If that’s not enough, walk in and around the temple infested with flies and monkeys. Its corridors are like locked-up ruins. In one corner lies a rusted, broken board with the family tree of Vijayanagara rulers. There is, however, another corner of this corridor that still has life: The state government runs an Ayurvedic clinic and dispensary here. A hole-in-the wall, but in a wall dating back to the 11th century, if not the 7th.
An ancient bazaar is being excavated along the avenue leading to the temple. But next to it, just about 50 metres away, is an inhabited, living slum. Inside a World Heritage Site complex. You can see plenty of clothes put out to dry, and TV dish antennae.
I find a 2015 story in the Bangalore Mirror on how the Archaeological Survey of India fought a turf battle with the state government to stop it from removing the ancient steps going to a temple on a mount (the mountain is also a World Heritage Site) and replacing these with brand new, PWD-style, cement-and-lime blocks. The big, imposing Ganesha in another temple had its arms broken by the invaders (as also the famous old Narasimha in another compound). The state archaeology department, it’s seems, “fixed” these with brand new arms. Plastic surgery, apparently, has followed Lord Ganesha from Lord Shiva’s times. ASI has now removed these. So, the poor Lord received artificial limbs but lost those too. And just as well.
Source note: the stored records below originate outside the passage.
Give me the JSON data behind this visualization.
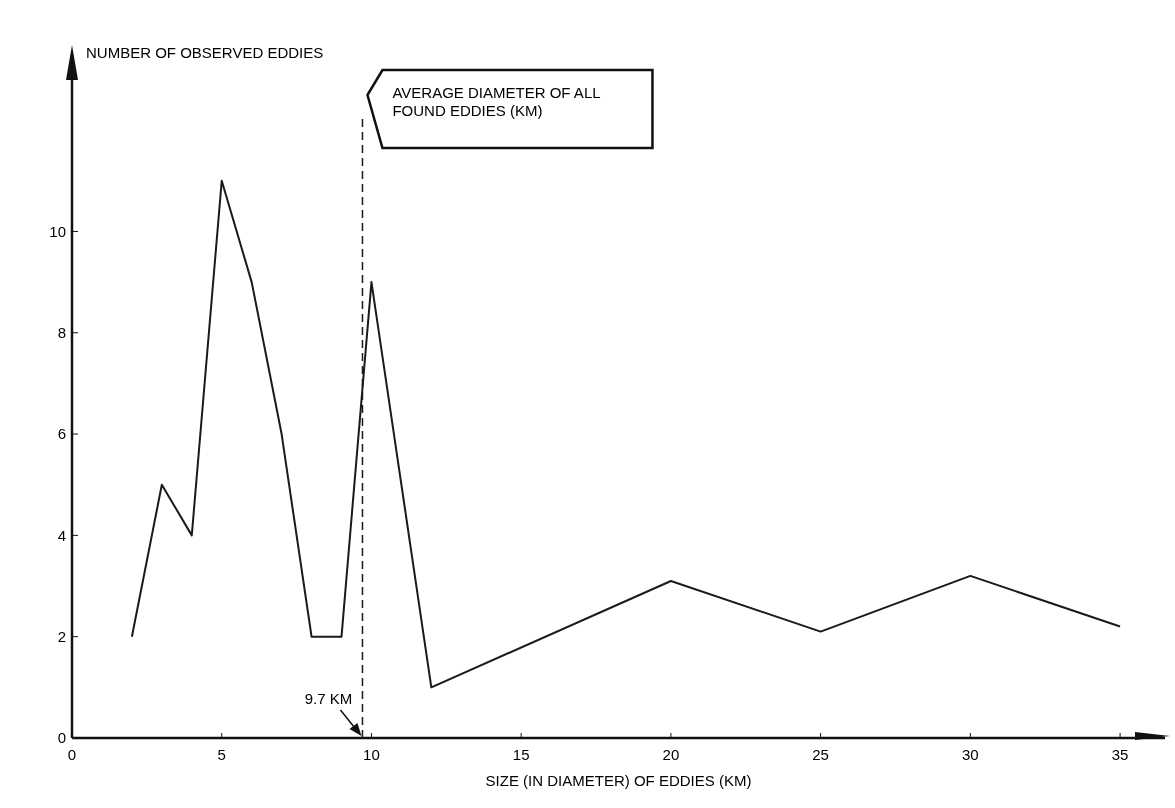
{
  "chart_data": {
    "type": "line",
    "xlabel": "SIZE (IN DIAMETER) OF EDDIES (KM)",
    "ylabel": "NUMBER OF OBSERVED EDDIES",
    "x": [
      2,
      3,
      4,
      5,
      6,
      7,
      8,
      9,
      10,
      12,
      20,
      25,
      30,
      35
    ],
    "series": [
      {
        "color": "#1a1a1a",
        "values": [
          2,
          5,
          4,
          11,
          9,
          6,
          2,
          2,
          9,
          1,
          3.1,
          2.1,
          3.2,
          2.2
        ]
      }
    ],
    "xlim": [
      0,
      36.5
    ],
    "xticks": [
      0,
      5,
      10,
      15,
      20,
      25,
      30,
      35
    ],
    "ylim": [
      0,
      12.2
    ],
    "yticks": [
      0,
      2,
      4,
      6,
      8,
      10
    ],
    "ref_lines": [
      {
        "axis": "x",
        "value": 9.7,
        "label": "AVERAGE DIAMETER OF ALL FOUND EDDIES (KM)",
        "line_style": "dashed",
        "color": "#1a1a1a"
      }
    ],
    "annotations": [
      {
        "text": "9.7 KM",
        "x": 9.7,
        "y": 0
      }
    ],
    "marker": "none",
    "line_style": "solid"
  }
}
The complex, despite its incredible global value, is hardly fenced, anybody can walk in and out. There are some new toilets, but I can promise you this isn’t part of any ODF (Open Defecation Free) zone. There is incompetence, callousness and vandalism of criminal proportions strewn everywhere, most of all in the beautiful, octagonal, royal ladies’ bath, named the ‘Zenana’ by a Persian traveller. Every square inch of its walls has some usual so-and-so-loves-so-and-so kind of graffiti, with many hearts pierced by giant arrows.
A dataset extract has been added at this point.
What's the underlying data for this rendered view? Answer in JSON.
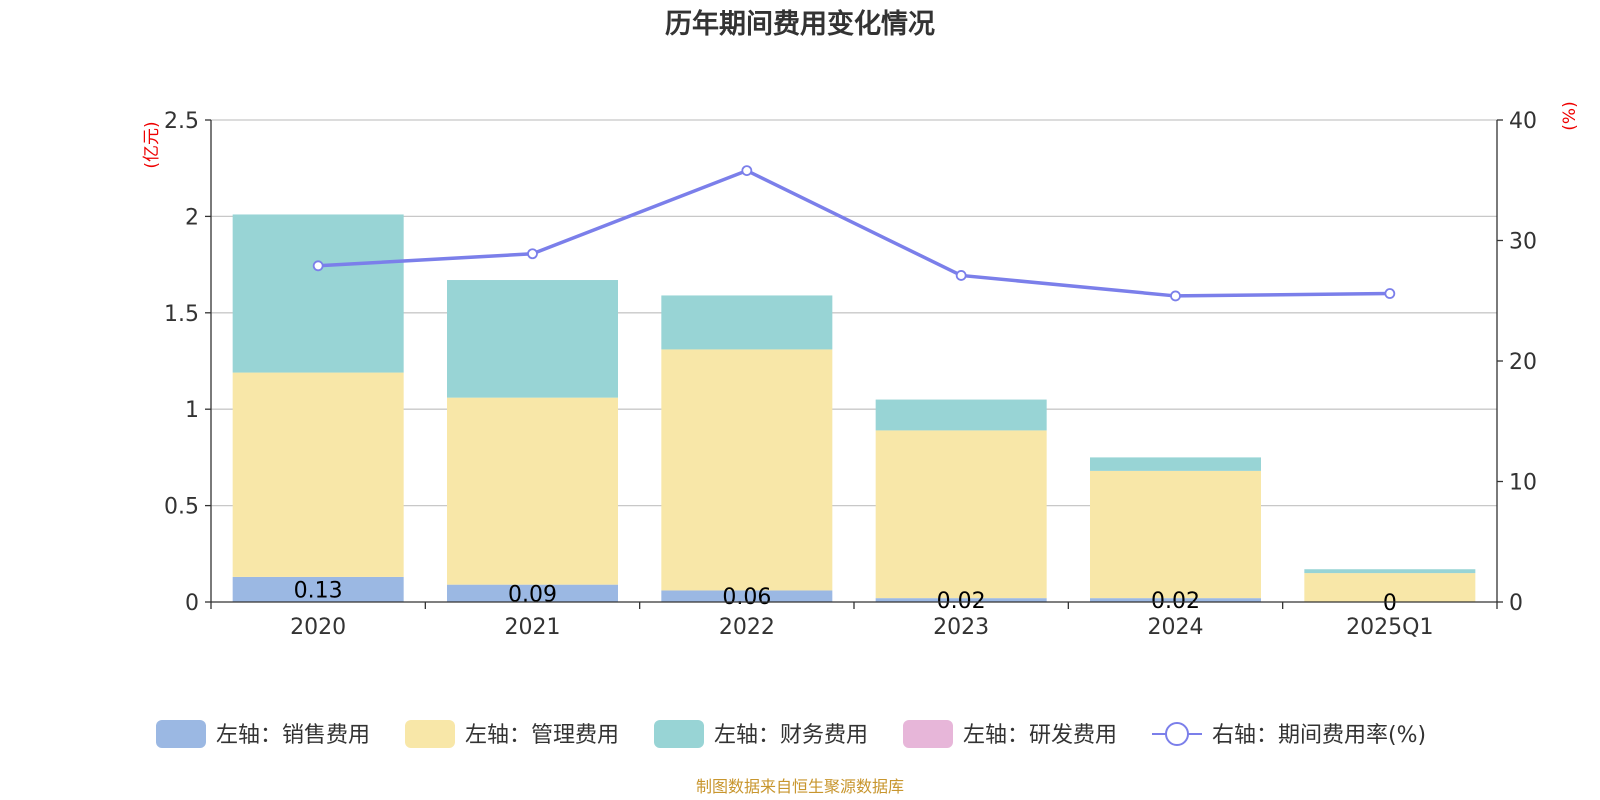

The magnificent rulers of this incredibly powerful and rich kingdom built their city along river Tungabhadra. Like most other rivers in the country, it is now a swamp, its banks just a bushy public latrine. Warnings about crocodiles also do not deter the adventurous and needy.
Go, take a look at India’s most wonderful but probably least appreciated marvel. Also find time to see how different the Krishna Temple here looks from the rest. So beautifully and classily restored. How did that happen?
It will take us right back to the debate on whether “evil” corporates can be trusted with our heritage, like the much newer Red Fort of Delhi. This temple complex was adopted by the Jindals, who own the nearby steel complex. They brought in the best experts from around the world. ASI is not short of skills or good intentions. The work it is doing is classy too. But do you know what its annual budget for Hampi is? Just Rs 6.5 crore, that is, less than $1 million.
So, go to Hampi also because it might persuade you to see the idea of involving good corporates in preserving heritage differently. It will be much better utilisation of CSR money than building giant new statues, whether of unity or diversity, and running gaushalas in Uttar Pradesh, as Yogi Adityanath wants.